Ik hief mijn hand – een geluidloos teken om haar te zeggen
dat ze moest blijven waar ze was. Ze kende me. Ik was van koninklijken
bloede. Ze moest gehoorzamen.
Dat deed ze niet. In plaats daarvan helde ze naar voren en liet
zich in de diepte vallen. Het was niet echt een sprong.
Ik had geen keus. Voortgedreven door een intuïtieve wilskracht
dook ik schuin naar beneden, naar haar toe.
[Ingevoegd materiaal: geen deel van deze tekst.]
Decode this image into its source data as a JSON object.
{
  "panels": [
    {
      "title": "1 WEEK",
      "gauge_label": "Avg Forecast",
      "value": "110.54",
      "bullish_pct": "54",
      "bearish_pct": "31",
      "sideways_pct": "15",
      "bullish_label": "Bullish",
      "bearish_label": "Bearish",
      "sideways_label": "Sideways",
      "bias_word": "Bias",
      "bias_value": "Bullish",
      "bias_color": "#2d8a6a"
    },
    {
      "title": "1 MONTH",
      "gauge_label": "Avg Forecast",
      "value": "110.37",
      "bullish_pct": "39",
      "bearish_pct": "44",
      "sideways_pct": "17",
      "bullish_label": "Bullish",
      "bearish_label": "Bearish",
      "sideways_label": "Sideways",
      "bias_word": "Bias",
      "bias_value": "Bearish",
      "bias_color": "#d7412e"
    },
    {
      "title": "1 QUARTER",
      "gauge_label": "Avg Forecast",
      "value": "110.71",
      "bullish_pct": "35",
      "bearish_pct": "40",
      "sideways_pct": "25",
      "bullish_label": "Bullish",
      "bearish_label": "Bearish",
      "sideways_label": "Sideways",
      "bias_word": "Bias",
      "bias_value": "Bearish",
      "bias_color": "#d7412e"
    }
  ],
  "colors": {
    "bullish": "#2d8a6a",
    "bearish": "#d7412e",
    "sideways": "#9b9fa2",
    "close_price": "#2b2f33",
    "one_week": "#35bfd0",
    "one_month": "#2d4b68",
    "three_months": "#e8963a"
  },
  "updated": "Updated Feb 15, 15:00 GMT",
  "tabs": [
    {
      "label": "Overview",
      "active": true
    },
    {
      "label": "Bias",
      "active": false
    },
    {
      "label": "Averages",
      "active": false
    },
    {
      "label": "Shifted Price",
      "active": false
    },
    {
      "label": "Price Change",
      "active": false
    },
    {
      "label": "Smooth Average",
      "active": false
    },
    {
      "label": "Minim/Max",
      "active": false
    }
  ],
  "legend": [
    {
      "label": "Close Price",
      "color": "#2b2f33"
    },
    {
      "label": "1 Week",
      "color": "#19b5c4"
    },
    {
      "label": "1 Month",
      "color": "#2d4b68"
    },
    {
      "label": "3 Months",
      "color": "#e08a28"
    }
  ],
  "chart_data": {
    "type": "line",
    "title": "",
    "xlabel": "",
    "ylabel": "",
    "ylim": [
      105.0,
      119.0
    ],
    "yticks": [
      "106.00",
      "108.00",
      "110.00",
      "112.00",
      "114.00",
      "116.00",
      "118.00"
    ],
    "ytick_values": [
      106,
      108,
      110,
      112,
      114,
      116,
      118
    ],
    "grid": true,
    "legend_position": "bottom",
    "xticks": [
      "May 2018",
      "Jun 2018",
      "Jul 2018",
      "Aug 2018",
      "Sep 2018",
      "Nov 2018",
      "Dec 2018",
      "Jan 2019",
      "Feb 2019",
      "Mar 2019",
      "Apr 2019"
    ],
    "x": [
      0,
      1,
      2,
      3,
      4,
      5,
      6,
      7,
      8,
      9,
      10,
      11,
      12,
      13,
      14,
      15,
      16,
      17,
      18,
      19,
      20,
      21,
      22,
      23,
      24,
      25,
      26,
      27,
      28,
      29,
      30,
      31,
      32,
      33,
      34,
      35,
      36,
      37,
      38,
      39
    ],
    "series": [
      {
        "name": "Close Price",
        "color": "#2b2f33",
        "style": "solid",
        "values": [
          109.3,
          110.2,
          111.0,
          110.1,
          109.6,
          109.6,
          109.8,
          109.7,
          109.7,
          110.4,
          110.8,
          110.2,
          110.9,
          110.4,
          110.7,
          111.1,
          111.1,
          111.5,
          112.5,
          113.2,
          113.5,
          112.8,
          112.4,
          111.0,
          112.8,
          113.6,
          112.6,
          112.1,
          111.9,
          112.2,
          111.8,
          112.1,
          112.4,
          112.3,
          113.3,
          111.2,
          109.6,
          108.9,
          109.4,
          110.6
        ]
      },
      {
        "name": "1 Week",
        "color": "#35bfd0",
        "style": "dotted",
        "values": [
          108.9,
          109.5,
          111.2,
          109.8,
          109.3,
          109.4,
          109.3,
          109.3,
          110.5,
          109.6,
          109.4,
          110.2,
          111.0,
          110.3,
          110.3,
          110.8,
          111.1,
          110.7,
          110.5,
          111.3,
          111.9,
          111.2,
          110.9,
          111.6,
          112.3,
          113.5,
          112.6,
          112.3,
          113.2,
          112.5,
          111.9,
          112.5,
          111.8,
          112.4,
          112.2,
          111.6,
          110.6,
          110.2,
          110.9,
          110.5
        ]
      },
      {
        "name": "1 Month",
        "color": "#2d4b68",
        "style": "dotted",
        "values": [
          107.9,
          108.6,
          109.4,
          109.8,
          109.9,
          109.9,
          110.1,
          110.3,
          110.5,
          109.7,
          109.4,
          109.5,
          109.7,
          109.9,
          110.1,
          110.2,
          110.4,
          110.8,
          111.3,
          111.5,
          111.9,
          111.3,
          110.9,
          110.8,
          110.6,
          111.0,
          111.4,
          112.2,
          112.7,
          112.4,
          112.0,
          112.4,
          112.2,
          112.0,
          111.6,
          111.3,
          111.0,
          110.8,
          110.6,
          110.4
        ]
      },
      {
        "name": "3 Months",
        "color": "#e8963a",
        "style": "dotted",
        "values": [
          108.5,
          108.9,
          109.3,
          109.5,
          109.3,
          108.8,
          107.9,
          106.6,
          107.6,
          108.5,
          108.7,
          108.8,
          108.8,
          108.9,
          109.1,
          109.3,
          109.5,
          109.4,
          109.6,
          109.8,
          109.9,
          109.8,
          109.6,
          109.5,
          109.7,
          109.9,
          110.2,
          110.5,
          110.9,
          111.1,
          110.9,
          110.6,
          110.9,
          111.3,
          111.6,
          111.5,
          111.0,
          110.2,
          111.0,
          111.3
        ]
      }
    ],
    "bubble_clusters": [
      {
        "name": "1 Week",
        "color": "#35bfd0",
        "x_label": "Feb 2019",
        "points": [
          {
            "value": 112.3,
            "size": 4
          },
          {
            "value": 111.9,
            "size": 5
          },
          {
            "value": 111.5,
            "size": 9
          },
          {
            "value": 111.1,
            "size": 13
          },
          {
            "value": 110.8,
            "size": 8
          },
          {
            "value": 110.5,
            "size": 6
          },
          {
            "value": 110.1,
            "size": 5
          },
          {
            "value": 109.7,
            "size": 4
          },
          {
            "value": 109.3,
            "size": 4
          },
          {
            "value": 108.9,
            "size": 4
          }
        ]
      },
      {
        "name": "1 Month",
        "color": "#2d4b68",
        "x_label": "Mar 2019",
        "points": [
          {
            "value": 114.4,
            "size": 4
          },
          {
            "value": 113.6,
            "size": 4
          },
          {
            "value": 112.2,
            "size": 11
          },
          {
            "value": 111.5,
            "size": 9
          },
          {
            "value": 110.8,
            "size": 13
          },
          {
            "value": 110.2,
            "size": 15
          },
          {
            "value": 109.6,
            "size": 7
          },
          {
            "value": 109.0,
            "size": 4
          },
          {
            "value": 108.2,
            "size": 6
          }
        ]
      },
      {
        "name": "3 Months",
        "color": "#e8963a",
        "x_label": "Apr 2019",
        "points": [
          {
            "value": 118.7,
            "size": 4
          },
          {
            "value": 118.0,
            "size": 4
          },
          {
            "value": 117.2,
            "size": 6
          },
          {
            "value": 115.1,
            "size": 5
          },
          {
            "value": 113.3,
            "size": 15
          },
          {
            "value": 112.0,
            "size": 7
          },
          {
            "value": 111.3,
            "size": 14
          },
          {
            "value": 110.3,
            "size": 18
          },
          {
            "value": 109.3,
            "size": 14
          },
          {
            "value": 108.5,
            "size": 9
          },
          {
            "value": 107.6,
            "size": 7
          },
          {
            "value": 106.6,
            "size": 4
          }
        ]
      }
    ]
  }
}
Langzaam viel ze, haar lichaam horizontaal en haar armen en
benen gespreid.
Als een mes sneed mijn gestrekte lichaam door de lucht. Met
mijn gedachten trachtte ik haar val te vertragen en de mijne te
versnellen. De kunst van het vliegen had ik me nooit eigen kunnen
maken, zoals sommige van mijn soortgenoten. Wel kon ik
van gedaante veranderen, maar daar had ik tijd voor nodig, en
die was er niet. Daarom koos ik ervoor – als je van een keus kunt
spreken – om haar val met mijn lichaam te breken. Als in slow
motion ging ik door de nevelflarden die haar leken tegen te houden.
Het volgende moment botste mijn lichaam tegen het hare. In
een poging de klap van onze val te breken, sloeg ik mijn armen
om haar tengere gestalte en draaide mijn rug naar de aarde.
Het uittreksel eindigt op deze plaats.